Windows 10 on ARM: Here's what you'll be missing


Windows 10 on ARM is a very interesting proposition for road warriors. You get the benefits of a full-featured operating system in a package that rivals the battery life and connectivity options of a mobile device. What's not to like?

While on paper it may sound like it offers the best of both worlds, Windows 10 on ARM is not perfect -- at least not yet -- as Microsoft's own documentation raises some serious questions surrounding its usability and compatibility.


The problems stem from the use of the ARM architecture, which is different to the x86 platform the standard versions of Windows are designed for. Microsoft notes that x64 applications, which wouldn't normally pose any problems on typical Windows hardware, will not work on Windows 10 on ARM.

Developers who are in this situation will have to "submit an ARM version" of their app to the Microsoft Store, if they target the built-in app store. It is not clear how big of a challenge that is, but given that we are talking about UWP (Universal Windows Platform) here it should not be a complicated process.

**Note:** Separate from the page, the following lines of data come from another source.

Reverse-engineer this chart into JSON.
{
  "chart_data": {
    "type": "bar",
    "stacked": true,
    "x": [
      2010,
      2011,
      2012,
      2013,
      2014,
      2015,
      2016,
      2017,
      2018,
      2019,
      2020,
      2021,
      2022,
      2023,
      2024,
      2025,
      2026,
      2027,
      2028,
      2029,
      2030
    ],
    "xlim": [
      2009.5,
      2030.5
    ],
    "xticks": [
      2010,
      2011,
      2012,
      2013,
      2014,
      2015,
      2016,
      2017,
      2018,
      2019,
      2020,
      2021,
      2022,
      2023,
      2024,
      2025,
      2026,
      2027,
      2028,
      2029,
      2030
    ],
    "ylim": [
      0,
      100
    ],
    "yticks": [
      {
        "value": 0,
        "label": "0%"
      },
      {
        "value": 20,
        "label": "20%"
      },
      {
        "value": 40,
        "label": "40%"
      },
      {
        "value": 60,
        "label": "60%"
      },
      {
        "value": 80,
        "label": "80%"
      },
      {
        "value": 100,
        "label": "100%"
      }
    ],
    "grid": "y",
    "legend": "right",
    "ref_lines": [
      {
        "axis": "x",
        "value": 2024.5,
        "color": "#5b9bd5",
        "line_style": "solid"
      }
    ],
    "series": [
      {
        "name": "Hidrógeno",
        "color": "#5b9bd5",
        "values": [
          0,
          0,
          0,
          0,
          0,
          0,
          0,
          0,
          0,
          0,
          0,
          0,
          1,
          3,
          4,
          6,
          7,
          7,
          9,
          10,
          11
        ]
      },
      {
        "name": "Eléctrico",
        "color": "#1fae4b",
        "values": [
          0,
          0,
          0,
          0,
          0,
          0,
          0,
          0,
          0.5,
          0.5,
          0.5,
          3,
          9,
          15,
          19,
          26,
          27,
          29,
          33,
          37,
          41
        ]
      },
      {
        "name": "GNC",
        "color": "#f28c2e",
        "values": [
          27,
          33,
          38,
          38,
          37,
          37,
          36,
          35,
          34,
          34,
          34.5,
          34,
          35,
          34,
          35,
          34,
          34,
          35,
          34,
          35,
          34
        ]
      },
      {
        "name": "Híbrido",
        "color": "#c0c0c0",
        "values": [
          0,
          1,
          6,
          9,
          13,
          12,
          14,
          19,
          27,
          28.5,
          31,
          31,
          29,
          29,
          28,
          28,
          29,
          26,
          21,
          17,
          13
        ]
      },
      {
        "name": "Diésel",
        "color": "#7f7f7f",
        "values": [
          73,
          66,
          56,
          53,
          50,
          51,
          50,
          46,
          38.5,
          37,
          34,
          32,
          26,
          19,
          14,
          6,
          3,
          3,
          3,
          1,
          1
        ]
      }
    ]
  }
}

However, developers that have desktop x64 apps will have to offer the x86 version instead to Windows on ARM users. Granted, there are not many situations where only one is available, but it is an inconvenience nonetheless. Users who are expecting to get the same apps will have to research what works and what doesn't.

What appears to be a bit more challenging is the fact that apps based on OpenGL 1.1 or later or apps that require hardware-accelerated OpenGL are not supported. Microsoft recommends developers switch to the DirectX mode of the app, which sounds like a more involving process just to support an as-yet unproven architecture in the Windows ecosystem.

Microsoft also notes that drivers will have to be recompiled to support the ARM architecture, which, again, can be a problem for users, depending on the sort of devices that they want to use. Since the operating system is so new (as far as I know, no such device has hit store shelves yet), the compatibility issues will likely be revealed only after users get the devices.

The Register discovered an older version of this troubleshooting guide, which plainly says that some games will not work (that's the OpenGL problem mentioned above), apps that customize the Windows experience may not work correctly, apps that assume the ARM-based device is running Windows 10 Mobile may not work correctly either, virtualization is out of the question using Hyper-V, x64 apps are excluded as well, and that only ARM drivers are supported by the platform.

That's a different tune to what Microsoft is saying now, which, most likely, was changed so that it makes Windows 10 ARM sound a bit less problematic than it is. For developers the new operating system can be both an opportunity and a headache, as they may be able to increase their reach by releasing compatible apps before their competitors, but, on the other hand, the effort of doing so may not be warranted, all things considered.

Meanwhile, for consumers, it is difficult to understand just how well Windows 10 on ARM can work at this stage. Yes, there are compatibility and usability issues, but there is also the matter of performance, which, right now, is a major unknown. Initial benchmarks don't paint a nice picture, but perhaps things will improve by the time these devices hit the market.